Grales
Remember the Earth but Never Come Back
Octobre 2022

 

Liste des pièces

  1. From Sea to Empty Sea
  2. Agony
  3. Wretched and Low
  4. All Things are Temporary
  5. Sic Transit Mundus

Pour les fans de / For fans of doom/sludge metal

Lien pour achat / Link for purchase :
https://grales.bandcamp.com/

Critique

Les Doom-Sludgers de Montréal sont de retour! Après une démo fort convaincante parue en 2019.

On nous propose un album bien constitué avec des pièces d’une durée plutôt longue pour le genre. Plus de quarante minutes échelonnées sur cinq titres. Ici on joue dans le spectre sale et crasseux du sludge. Plus Eyehategod que Crowbar. Les vocaux sont aiguisés au couteau et acérés, les riffs puissants et sans merci. On crée un mur de son, une ambiance malsaine où plusieurs sonorités s’entremêlent et déroutent l’auditeur. Dans toute pièce d’une bonne durée, nous avons comme il se doit des passages instrumentaux lourds et captivants. Rien n’est facile avec Grales et nous ne sommes pas là pour perdre notre temps. Dès les premières notes, nous sommes agrippés d’une poigne déconcertante qui ne nous libérera qu’aux dernières notes de l’album.

Grales c’est mauvais (dans le bon sens du terme), c’est éclaté, d’un désespoir chancelant et malgré tout invitant et charismatique. Avec la pièce Agony on favorise un son très noise pour ensuite cheminer dans le Stoner rock lent et cahoteux. On vacillera entre tempo parfois plus rapide pour revenir à un rythme plus lent et souffrant. Aussi on en profitera pour insérer des échantillonnages rappelant Electric Wizard ou tout autre formation dans le rock/métal occulte.

Avec Wretched and Low on priorise le riff et la structure standard sludge: des riffs encore du riff et un vocal imposant le respect en toute cruauté.

Dans All Things Are Temporary, on propose une vision nihiliste et pessimiste de la vie.
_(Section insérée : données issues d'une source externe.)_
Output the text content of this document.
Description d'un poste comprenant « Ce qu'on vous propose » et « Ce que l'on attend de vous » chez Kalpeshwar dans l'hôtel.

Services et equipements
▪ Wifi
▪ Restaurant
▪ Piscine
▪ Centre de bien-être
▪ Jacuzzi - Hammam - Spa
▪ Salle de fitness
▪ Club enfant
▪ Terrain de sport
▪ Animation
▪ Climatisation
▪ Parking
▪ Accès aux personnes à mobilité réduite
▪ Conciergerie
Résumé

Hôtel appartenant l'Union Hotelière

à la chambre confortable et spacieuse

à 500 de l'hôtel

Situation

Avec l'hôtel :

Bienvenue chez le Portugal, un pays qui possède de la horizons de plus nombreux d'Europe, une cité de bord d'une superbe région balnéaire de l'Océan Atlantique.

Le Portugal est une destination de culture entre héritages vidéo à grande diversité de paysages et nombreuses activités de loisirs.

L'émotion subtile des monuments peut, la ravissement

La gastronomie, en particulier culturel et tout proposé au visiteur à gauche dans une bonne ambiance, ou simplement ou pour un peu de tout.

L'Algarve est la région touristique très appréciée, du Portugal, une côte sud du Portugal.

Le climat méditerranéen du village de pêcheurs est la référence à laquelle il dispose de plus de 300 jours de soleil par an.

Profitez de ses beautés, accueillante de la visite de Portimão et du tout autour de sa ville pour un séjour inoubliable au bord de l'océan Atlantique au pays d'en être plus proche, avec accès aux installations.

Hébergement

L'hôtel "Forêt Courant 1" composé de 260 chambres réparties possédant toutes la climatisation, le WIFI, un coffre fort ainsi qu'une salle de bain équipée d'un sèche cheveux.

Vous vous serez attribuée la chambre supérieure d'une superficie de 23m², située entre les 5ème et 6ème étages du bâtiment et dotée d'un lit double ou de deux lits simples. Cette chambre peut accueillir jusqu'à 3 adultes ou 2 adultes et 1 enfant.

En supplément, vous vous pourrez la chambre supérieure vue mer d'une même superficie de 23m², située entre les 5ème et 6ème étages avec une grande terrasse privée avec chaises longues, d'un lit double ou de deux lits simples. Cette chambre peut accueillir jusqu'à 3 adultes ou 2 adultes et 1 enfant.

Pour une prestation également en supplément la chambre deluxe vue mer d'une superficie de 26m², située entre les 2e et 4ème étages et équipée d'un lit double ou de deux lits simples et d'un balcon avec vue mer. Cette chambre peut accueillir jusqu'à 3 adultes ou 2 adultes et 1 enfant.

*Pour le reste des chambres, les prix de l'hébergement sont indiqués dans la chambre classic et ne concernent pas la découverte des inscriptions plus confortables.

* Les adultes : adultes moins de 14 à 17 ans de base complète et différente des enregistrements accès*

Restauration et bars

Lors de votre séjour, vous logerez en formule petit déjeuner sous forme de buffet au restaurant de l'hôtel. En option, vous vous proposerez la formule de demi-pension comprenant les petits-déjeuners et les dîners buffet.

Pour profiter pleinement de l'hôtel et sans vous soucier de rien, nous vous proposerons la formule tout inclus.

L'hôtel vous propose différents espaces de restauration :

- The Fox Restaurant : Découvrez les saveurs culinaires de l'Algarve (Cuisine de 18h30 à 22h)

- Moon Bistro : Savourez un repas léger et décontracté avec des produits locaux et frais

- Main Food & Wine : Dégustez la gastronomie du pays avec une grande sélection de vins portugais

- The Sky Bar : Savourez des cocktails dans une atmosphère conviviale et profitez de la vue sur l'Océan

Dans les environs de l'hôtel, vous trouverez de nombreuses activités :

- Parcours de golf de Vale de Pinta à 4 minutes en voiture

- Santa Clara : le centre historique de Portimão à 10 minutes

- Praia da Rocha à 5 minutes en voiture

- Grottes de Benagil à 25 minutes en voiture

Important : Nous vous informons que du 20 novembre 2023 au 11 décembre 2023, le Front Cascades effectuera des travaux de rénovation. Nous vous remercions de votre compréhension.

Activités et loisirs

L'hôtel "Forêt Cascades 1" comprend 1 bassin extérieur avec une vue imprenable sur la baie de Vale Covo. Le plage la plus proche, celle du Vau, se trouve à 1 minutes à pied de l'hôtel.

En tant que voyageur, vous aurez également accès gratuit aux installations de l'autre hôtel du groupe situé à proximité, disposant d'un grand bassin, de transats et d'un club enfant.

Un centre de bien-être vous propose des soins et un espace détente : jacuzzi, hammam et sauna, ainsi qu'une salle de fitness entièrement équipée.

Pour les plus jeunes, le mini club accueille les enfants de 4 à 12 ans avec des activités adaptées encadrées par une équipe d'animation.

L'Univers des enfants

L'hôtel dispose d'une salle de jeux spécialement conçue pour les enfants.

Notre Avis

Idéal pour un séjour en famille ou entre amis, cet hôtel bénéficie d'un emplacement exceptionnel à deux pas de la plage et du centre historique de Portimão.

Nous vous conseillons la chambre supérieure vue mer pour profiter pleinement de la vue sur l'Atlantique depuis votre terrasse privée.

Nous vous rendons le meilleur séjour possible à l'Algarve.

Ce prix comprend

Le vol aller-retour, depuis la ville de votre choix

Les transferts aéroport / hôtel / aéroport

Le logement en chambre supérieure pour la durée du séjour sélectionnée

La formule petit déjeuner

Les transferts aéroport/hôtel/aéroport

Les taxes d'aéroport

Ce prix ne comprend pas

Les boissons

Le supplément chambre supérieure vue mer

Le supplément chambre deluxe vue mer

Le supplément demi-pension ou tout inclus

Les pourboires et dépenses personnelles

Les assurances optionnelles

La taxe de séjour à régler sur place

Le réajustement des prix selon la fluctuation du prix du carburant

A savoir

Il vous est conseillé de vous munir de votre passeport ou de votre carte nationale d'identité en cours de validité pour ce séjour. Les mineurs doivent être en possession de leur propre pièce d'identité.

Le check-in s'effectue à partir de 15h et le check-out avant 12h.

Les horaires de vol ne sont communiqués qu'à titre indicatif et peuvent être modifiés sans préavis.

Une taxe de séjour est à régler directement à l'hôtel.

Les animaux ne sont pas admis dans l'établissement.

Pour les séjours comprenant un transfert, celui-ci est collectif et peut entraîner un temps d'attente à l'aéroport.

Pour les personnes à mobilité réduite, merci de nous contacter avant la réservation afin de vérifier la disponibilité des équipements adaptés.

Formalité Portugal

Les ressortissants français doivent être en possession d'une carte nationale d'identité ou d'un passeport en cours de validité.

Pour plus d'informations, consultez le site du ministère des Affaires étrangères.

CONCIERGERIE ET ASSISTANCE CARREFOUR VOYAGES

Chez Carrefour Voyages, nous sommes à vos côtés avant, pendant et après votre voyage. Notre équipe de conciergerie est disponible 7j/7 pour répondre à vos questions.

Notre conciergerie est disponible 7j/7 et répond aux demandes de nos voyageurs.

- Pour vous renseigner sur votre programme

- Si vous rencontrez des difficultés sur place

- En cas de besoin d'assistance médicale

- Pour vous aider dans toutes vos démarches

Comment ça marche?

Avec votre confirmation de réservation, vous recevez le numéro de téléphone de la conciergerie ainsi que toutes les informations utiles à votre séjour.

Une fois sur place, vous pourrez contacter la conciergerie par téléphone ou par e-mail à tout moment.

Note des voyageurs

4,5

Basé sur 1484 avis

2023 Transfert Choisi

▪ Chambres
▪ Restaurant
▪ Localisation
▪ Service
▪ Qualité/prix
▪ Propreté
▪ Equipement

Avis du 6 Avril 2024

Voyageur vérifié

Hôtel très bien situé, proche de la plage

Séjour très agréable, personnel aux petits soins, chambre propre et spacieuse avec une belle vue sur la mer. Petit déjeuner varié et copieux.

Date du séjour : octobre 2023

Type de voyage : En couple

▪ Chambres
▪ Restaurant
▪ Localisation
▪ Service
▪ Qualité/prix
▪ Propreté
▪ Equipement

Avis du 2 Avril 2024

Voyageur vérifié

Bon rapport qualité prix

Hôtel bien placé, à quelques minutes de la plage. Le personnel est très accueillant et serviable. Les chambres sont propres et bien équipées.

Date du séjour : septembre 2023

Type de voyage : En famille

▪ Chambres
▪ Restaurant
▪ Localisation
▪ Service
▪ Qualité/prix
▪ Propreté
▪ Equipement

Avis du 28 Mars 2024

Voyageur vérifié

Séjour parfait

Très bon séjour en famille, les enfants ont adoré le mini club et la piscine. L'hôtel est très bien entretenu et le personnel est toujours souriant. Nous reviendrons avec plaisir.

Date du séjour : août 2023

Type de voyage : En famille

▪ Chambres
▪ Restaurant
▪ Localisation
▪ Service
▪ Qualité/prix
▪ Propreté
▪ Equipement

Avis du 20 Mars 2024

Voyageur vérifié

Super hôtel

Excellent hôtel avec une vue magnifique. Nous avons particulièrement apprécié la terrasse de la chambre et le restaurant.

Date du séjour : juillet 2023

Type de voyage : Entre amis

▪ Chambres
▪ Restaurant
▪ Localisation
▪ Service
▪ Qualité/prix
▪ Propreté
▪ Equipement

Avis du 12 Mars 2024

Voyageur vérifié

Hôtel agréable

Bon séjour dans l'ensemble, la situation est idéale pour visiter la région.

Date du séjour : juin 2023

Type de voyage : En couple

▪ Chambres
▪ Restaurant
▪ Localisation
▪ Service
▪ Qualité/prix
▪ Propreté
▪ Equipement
Quoiqu’infinie et d’un recommencement perpétuel.

Les paroles sont bien claires à ce sujet :

« In this eternal soil
the endless rhizomes coil
The churning roots expand then
Rot away then grow again »

La dernière offrande, Sic transit Mundus est totalement inattendue et vraiment impressionnante. On explore plus au niveau de l’atmosphère, c’est plus éthéré sans délaisser l’énergie propre à Grales. Les passages quasi spatiaux et dignen d’un wormhole spatio-temporel, me rappelle le groupe Esoteric qui œuvre dans le doom très axé sur l’ambiance sans gravité, proposant une certaine errance et une ouverture vers le vaste monde.

Grales nous propose ici un album très bien fait, qui ne tombe pas dans le piège de tourner en rond du sludge. En nous invitant à explorer leur monde assez complexe et dilaté de l’humain. Une force brute exécutée de façon intelligente et affligeante par le fait même.

Les fans d’Eyehagod qui aiment un sludge légèrement plus cérébral se régaleront de cet opus.